AES Corporation’s (AES) wholly-owned subsidiary AES Wind Generation acquired Your Energy Ltd, a U.K. based wind developer. The company also has signed an agreement to acquire a 51% stake in a wind portfolio from 3E, a Polish wind energy developer. AES Corporation is focusing on the 2009 EU Renewable Energy Directive. Per the directive, both U.K. and Poland must meet 15% of their gross energy consumption through renewable sources by fiscal 2020.

AES Corporation’s recent wind forays will add more than 700 MW to its European wind generation pipeline. However, as per company estimates it will have to invest $400 million to complete both the projects. Of that amount, $120 million will be invested in order to bring 200 MW into construction by the end of 2011.

Apart from the two new projects AES Corporation’s three wind projects will be operational in fiscal 2010. These projects are the 35 MW St. Patrick project in France, the 22 MW North Rhins project in Scotland, and the 156 MW St. Nikola project in Kavarna, Bulgaria.

AES Corporation’s acquisition of Your Energy brings in a wind energy development pipeline of more than 300 MW. Of that amount, AES Wind Generation plans to begin construction on 48 MW by the end of fiscal 2010.

The agreement with 3E marks AES Wind Generation’s entry into the Polish wind market. According to the agreement, AES Wind Generation would acquire a 51% stake in 422 MW of 3E’s development pipeline. AES Wind Generation expects to begin construction on approximately 34 MW in 2010 and 120 MW in 2011.

AES Wind Generation has approximately 1,700 MW of wind capacity in operation globally, and expects to bring an additional 99 MW on-line in China by the end of 2010. Earlier this year, AES Wind Generation brought the 101 MW Armenia Mountain project on-line in Pennsylvania. The current development pipeline includes approximately 6,000 MW of projects across Asia, Europe and North America.

Arlington, Virginia-based AES Corporation is a global power company that owns and operates electric power generation and distribution businesses in 29 countries. The company’s operations are divided into three segments: Regulated Utilities, Contract Generation, and Competitive Supply. The company clocked 2009 revenue of $14 billion and owns and manages $40 billion in total assets.

By fuel type, AES’s capacity portfolio is approximately 41% coal, 39% gas, 16% hydro and 4% oil. Close to 56% of its total revenue is generated in Latin America with the balance (44%) in North America, Europe, Asia, the Middle East and Africa. Revenue is equally derived from generation and distribution, and almost 80% of generation revenue is under long-term contracts.

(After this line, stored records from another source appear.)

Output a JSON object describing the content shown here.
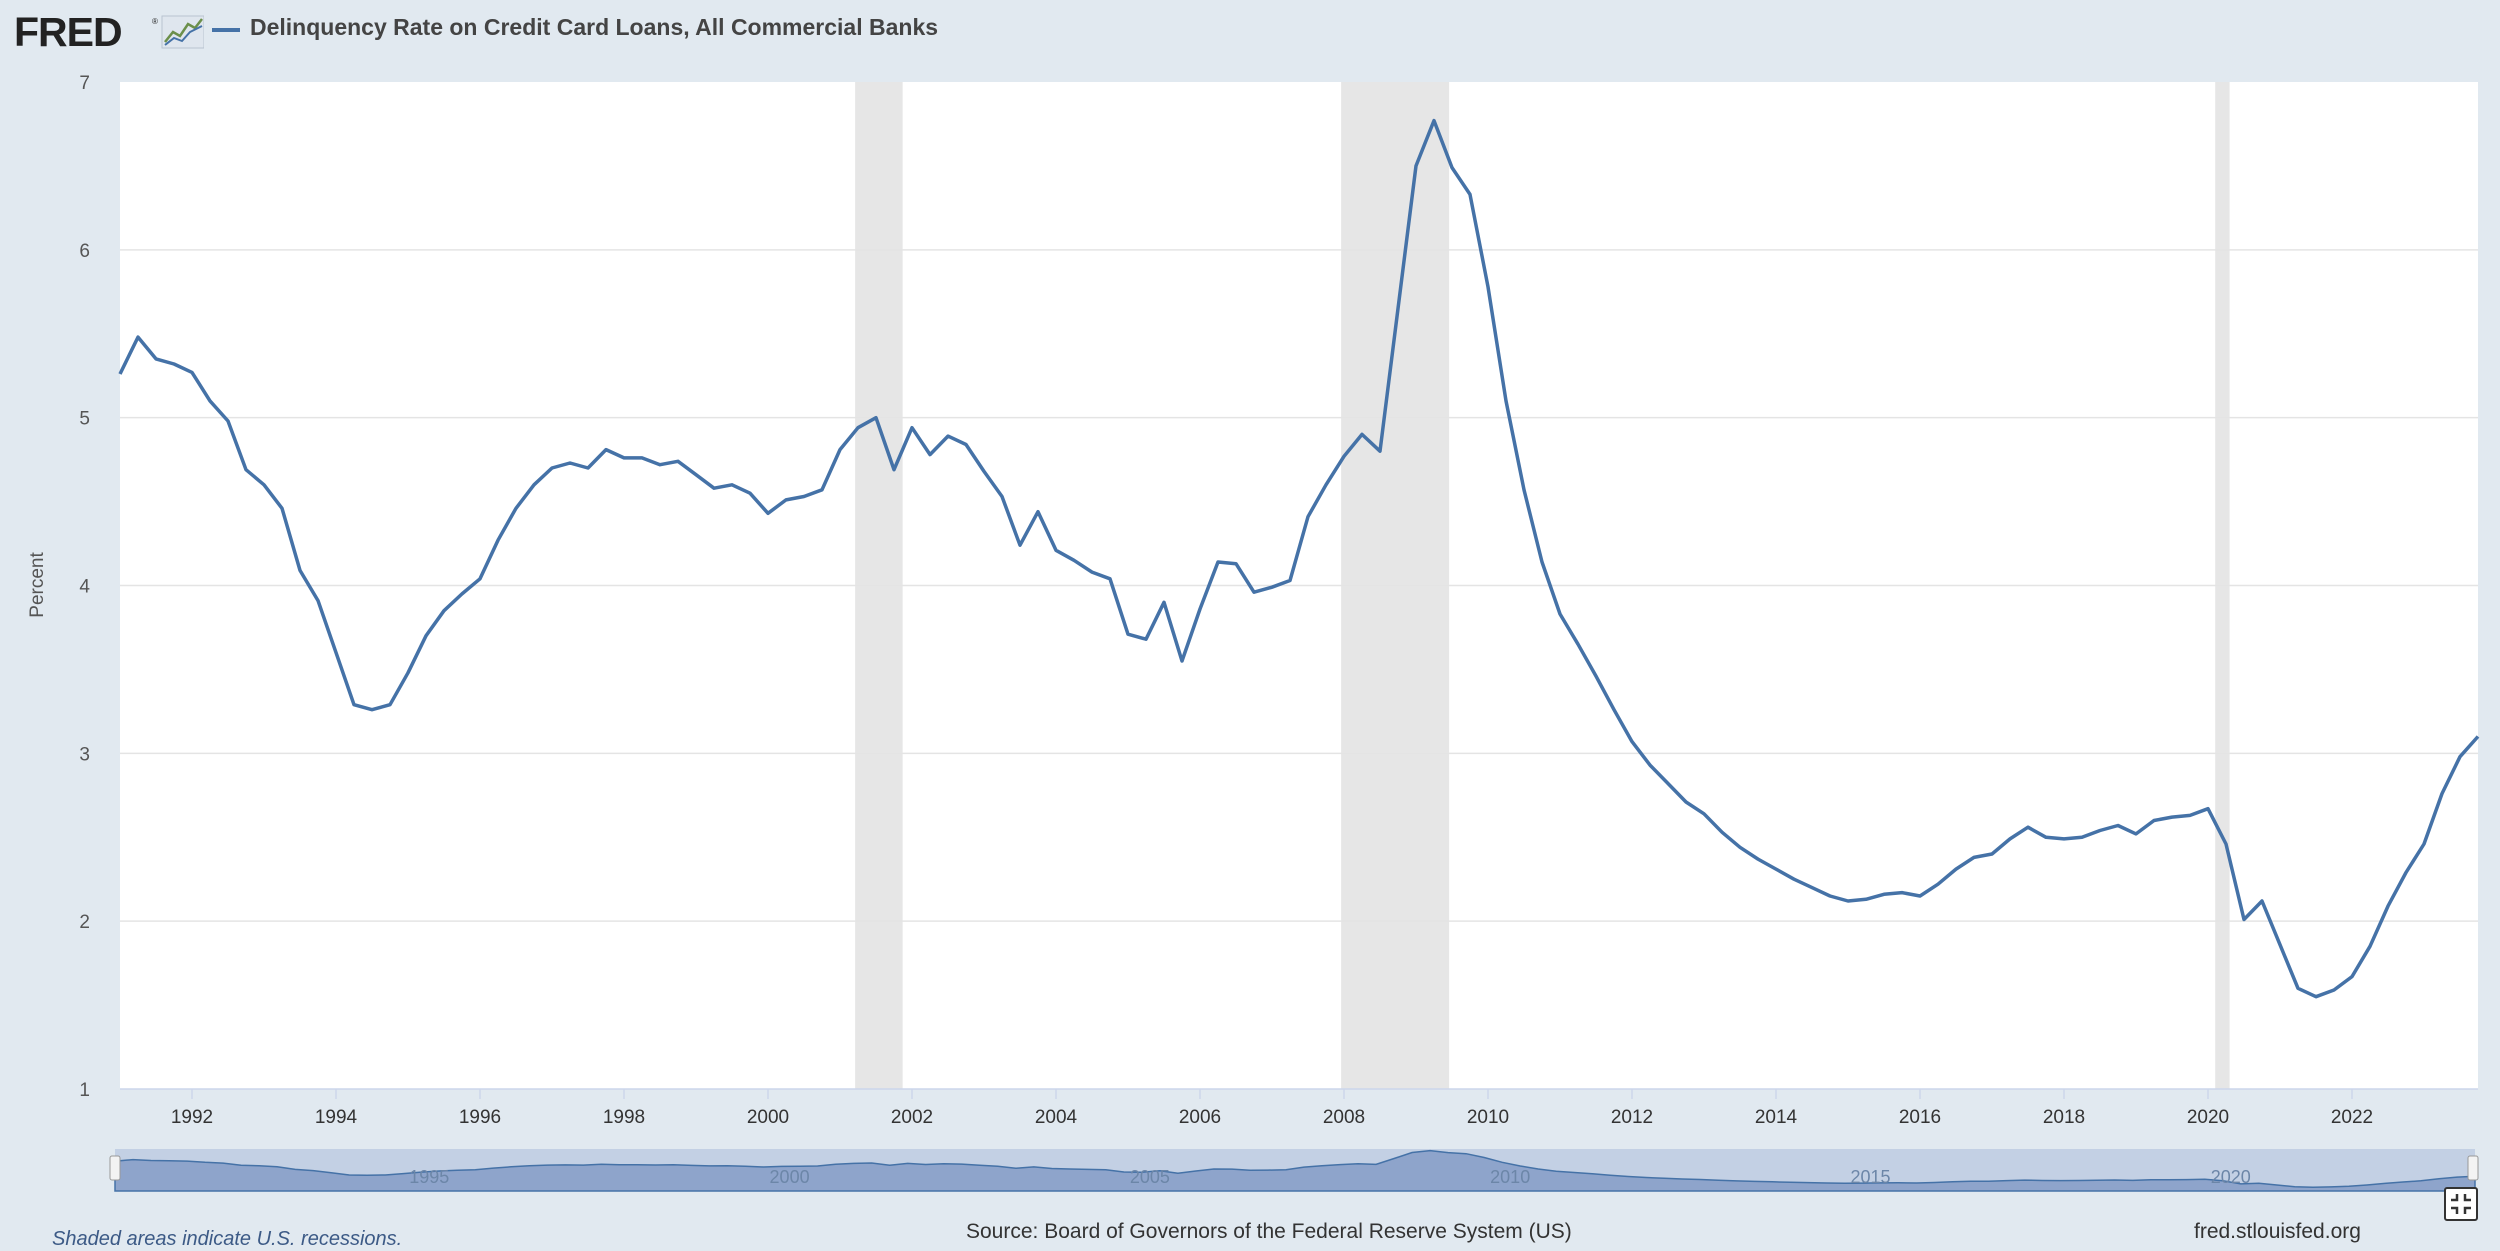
{
  "header": {
    "logo_text": "FRED",
    "title": "Delinquency Rate on Credit Card Loans, All Commercial Banks"
  },
  "colors": {
    "series": "#4572a7",
    "recession": "#e6e6e6",
    "navigator_fill": "#8ea4cb",
    "navigator_bg": "#c3d0e4"
  },
  "icons": [
    "fred-logo-icon",
    "line-chart-icon",
    "fullscreen-icon"
  ],
  "chart_data": {
    "type": "line",
    "title": "Delinquency Rate on Credit Card Loans, All Commercial Banks",
    "ylabel": "Percent",
    "xlabel": "",
    "ylim": [
      1,
      7
    ],
    "xlim": [
      1991.0,
      2023.75
    ],
    "yticks": [
      1,
      2,
      3,
      4,
      5,
      6,
      7
    ],
    "xticks": [
      1992,
      1994,
      1996,
      1998,
      2000,
      2002,
      2004,
      2006,
      2008,
      2010,
      2012,
      2014,
      2016,
      2018,
      2020,
      2022
    ],
    "navigator_ticks": [
      1995,
      2000,
      2005,
      2010,
      2015,
      2020
    ],
    "grid": true,
    "legend": "top-left",
    "recessions": [
      [
        2001.21,
        2001.87
      ],
      [
        2007.96,
        2009.46
      ],
      [
        2020.1,
        2020.3
      ]
    ],
    "series": [
      {
        "name": "Delinquency Rate on Credit Card Loans, All Commercial Banks",
        "x": [
          1991.0,
          1991.25,
          1991.5,
          1991.75,
          1992.0,
          1992.25,
          1992.5,
          1992.75,
          1993.0,
          1993.25,
          1993.5,
          1993.75,
          1994.0,
          1994.25,
          1994.5,
          1994.75,
          1995.0,
          1995.25,
          1995.5,
          1995.75,
          1996.0,
          1996.25,
          1996.5,
          1996.75,
          1997.0,
          1997.25,
          1997.5,
          1997.75,
          1998.0,
          1998.25,
          1998.5,
          1998.75,
          1999.0,
          1999.25,
          1999.5,
          1999.75,
          2000.0,
          2000.25,
          2000.5,
          2000.75,
          2001.0,
          2001.25,
          2001.5,
          2001.75,
          2002.0,
          2002.25,
          2002.5,
          2002.75,
          2003.0,
          2003.25,
          2003.5,
          2003.75,
          2004.0,
          2004.25,
          2004.5,
          2004.75,
          2005.0,
          2005.25,
          2005.5,
          2005.75,
          2006.0,
          2006.25,
          2006.5,
          2006.75,
          2007.0,
          2007.25,
          2007.5,
          2007.75,
          2008.0,
          2008.25,
          2008.5,
          2008.75,
          2009.0,
          2009.25,
          2009.5,
          2009.75,
          2010.0,
          2010.25,
          2010.5,
          2010.75,
          2011.0,
          2011.25,
          2011.5,
          2011.75,
          2012.0,
          2012.25,
          2012.5,
          2012.75,
          2013.0,
          2013.25,
          2013.5,
          2013.75,
          2014.0,
          2014.25,
          2014.5,
          2014.75,
          2015.0,
          2015.25,
          2015.5,
          2015.75,
          2016.0,
          2016.25,
          2016.5,
          2016.75,
          2017.0,
          2017.25,
          2017.5,
          2017.75,
          2018.0,
          2018.25,
          2018.5,
          2018.75,
          2019.0,
          2019.25,
          2019.5,
          2019.75,
          2020.0,
          2020.25,
          2020.5,
          2020.75,
          2021.0,
          2021.25,
          2021.5,
          2021.75,
          2022.0,
          2022.25,
          2022.5,
          2022.75,
          2023.0,
          2023.25,
          2023.5,
          2023.75
        ],
        "values": [
          5.26,
          5.48,
          5.35,
          5.32,
          5.27,
          5.1,
          4.98,
          4.69,
          4.6,
          4.46,
          4.09,
          3.91,
          3.6,
          3.29,
          3.26,
          3.29,
          3.48,
          3.7,
          3.85,
          3.95,
          4.04,
          4.27,
          4.46,
          4.6,
          4.7,
          4.73,
          4.7,
          4.81,
          4.76,
          4.76,
          4.72,
          4.74,
          4.66,
          4.58,
          4.6,
          4.55,
          4.43,
          4.51,
          4.53,
          4.57,
          4.81,
          4.94,
          5.0,
          4.69,
          4.94,
          4.78,
          4.89,
          4.84,
          4.68,
          4.53,
          4.24,
          4.44,
          4.21,
          4.15,
          4.08,
          4.04,
          3.71,
          3.68,
          3.9,
          3.55,
          3.86,
          4.14,
          4.13,
          3.96,
          3.99,
          4.03,
          4.41,
          4.6,
          4.77,
          4.9,
          4.8,
          5.65,
          6.5,
          6.77,
          6.49,
          6.33,
          5.78,
          5.1,
          4.57,
          4.14,
          3.83,
          3.65,
          3.46,
          3.26,
          3.07,
          2.93,
          2.82,
          2.71,
          2.64,
          2.53,
          2.44,
          2.37,
          2.31,
          2.25,
          2.2,
          2.15,
          2.12,
          2.13,
          2.16,
          2.17,
          2.15,
          2.22,
          2.31,
          2.38,
          2.4,
          2.49,
          2.56,
          2.5,
          2.49,
          2.5,
          2.54,
          2.57,
          2.52,
          2.6,
          2.62,
          2.63,
          2.67,
          2.46,
          2.01,
          2.12,
          1.86,
          1.6,
          1.55,
          1.59,
          1.67,
          1.85,
          2.09,
          2.29,
          2.46,
          2.76,
          2.98,
          3.1
        ]
      }
    ]
  },
  "footer": {
    "note": "Shaded areas indicate U.S. recessions.",
    "source": "Source: Board of Governors of the Federal Reserve System (US)",
    "url": "fred.stlouisfed.org"
  }
}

Our near-term Sell recommendation on the Zacks Rank #4 AES stock takes into account the significant international presence of its fossil fuel power plants in several emerging markets, thereby exposing it to both foreign currency and political risk. The company’s predominantly long-term contracts preempt any rate base growth in the near term for its regulated utilities. Also, with lower electricity demand in the near-term due to a tepid global economy, the fate of spot wholesale markets is not encouraging.